Tableau VI.  Ensemble !
C’est peut-être parce qu’ensemble, on peut briser l’isolement
et mettre fin aux préjugés envers les personnes atteintes de troubles de santé mentale.

Sites web des artisans du film : isabelle-hayeur.org,  virginiebrunelle.com et images de Jessica Lee Gagné https://www.facebook.com/jessicaleegagne

IsabelleHayeur

TimberTimbre lyrics et Cie VirginieBrunelle

Lectures et événements en liens à venir…
Suggestions pour le FIFA dans les 10 précédents billets.

One Comment leave one →
  1. Robert Richard permalink
    26/04/2015 10:39

    Je regrette de n’avoir pu voir ce film. La folie n’est pas chose agréable. Le fou ou la folle a toutefois beaucoup à nous apprendre. Ses questionnements dépassent celles que nous posons normalement, nous, les bons névrosés que nous sommes à peu près tous.
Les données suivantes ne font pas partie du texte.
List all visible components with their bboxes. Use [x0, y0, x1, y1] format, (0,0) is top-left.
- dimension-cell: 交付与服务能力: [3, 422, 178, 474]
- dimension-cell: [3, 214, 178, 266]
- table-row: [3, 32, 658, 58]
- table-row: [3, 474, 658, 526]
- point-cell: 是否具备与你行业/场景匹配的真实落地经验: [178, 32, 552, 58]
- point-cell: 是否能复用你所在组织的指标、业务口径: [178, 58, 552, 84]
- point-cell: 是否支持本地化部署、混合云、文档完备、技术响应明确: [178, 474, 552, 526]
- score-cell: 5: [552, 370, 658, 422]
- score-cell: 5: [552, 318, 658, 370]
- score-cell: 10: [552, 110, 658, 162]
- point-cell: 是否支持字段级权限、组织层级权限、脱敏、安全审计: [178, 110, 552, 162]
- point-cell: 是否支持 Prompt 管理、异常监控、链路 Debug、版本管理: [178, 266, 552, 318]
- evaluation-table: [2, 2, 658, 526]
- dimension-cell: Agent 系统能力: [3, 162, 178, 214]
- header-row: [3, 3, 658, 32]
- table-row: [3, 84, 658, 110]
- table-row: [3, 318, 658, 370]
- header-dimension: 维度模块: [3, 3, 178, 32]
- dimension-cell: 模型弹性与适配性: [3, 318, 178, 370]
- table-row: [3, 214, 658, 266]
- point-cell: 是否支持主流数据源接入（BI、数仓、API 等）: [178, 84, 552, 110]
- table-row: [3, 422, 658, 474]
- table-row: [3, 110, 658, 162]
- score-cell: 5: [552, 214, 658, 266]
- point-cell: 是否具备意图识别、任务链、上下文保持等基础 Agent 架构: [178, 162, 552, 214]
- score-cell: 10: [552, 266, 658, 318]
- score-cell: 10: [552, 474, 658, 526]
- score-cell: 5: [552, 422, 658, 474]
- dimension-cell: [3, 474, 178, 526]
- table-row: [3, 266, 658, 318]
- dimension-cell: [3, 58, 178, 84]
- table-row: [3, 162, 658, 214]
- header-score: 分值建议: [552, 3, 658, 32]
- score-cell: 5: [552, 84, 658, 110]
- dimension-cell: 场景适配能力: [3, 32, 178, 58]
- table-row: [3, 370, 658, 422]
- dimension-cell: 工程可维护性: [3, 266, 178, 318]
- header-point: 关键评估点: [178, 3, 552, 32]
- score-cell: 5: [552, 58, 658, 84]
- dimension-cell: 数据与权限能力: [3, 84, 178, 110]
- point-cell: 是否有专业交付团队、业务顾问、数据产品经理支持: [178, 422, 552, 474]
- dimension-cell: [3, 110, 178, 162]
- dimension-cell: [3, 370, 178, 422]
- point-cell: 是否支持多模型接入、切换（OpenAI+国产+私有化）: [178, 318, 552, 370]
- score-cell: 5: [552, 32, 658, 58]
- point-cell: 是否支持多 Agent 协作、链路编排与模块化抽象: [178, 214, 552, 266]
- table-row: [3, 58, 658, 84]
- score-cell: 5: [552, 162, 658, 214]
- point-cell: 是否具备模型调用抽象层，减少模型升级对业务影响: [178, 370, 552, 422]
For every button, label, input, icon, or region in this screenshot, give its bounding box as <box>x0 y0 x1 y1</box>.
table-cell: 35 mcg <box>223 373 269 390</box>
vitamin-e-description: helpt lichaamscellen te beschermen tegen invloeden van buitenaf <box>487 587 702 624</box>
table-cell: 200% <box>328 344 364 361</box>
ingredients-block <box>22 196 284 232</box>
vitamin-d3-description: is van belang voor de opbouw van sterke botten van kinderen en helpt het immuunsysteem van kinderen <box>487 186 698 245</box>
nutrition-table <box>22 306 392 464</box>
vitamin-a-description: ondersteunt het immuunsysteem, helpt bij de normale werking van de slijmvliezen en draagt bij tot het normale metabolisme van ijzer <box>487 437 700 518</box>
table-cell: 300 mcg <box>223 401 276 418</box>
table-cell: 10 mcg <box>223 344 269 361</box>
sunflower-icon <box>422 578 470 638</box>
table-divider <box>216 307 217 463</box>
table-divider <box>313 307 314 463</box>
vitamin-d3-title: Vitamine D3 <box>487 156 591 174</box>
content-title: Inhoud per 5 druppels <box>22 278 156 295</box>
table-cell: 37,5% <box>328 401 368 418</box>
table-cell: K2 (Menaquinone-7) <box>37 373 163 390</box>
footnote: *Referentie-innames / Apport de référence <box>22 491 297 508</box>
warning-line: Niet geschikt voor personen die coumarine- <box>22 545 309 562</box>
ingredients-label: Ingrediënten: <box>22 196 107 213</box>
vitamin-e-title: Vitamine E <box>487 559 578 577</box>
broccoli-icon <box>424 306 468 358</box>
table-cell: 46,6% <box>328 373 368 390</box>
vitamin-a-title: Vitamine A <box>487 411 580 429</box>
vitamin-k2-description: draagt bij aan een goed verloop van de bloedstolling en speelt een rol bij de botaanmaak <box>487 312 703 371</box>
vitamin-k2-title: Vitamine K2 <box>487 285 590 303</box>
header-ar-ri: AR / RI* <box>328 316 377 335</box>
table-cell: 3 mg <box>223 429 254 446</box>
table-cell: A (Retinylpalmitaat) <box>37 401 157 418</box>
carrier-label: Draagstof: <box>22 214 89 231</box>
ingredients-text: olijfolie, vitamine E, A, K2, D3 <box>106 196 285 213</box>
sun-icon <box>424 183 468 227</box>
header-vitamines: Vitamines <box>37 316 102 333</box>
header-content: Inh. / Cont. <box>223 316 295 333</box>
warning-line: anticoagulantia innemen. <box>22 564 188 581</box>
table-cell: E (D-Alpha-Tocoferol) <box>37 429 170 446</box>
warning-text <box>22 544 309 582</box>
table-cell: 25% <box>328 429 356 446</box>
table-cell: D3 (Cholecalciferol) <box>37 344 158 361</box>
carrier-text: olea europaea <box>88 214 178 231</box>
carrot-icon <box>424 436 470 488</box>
    Le schizophrène pose, avec insistance, des questions que généralement on s’efforce de ne pas voir. Il remet en question le monde significations dominantes, celui des relations sociales, le monde de l’échange, de la monde de l’affect. C’est Félix Guattari qui dit que le schizophrène est une sorte de Laboratoire très précieux.

    La ou les questions que pose le schizo, comme le dit de façon déjanté Guattari, c’est: qu’est-ce que vous faites avec vous-même, qu’est-ce que vous faites avec votre propre folie, qu’est-ce que vous faites avec votre propre désir, qu’est-ce que vous faites avec votre rapport au monde, avec votre singularité, avec votre naissance, avec votre mort.

    Pas question ici de glorifier l’état schizophrène. La schizophrénie est souffrance, ne l’oublions pas.

    Mais il y a à apprendre du schizophrène. Puis, d’ailleurs la littérature compte de ces schizophrènes qui ne le sont pas — car le vrai schizophrène n’est pas capable d’écrire, sauf dans des moments de rémissions. Qui sont ces écrivains schizophrènes (mais qui, je répéte, ne sont pas schizophrènes). Quelques noms: Georg Büchner (1813-1837) dont la nouvelle « Lenz » est un chef-d’oeuvre. Samuel Beckett, dont il faut lire le roman « Molloy » qui est de 1951. Artaud bien évidemment. Van Gogh, peintre, sur lequel Artaud a écrit un texte absolument incandescent: « Van Gogh le suicidé de la société ».

    Enfin, il faut lire, de Gilles Deleuze et Félix Guattari: « L’Anti-Oedipe » (1972) et « Mille Plateaux » (1980). Ces deux ouvrages ont pour sous-titre: « Capitalisme et schizophrénie ».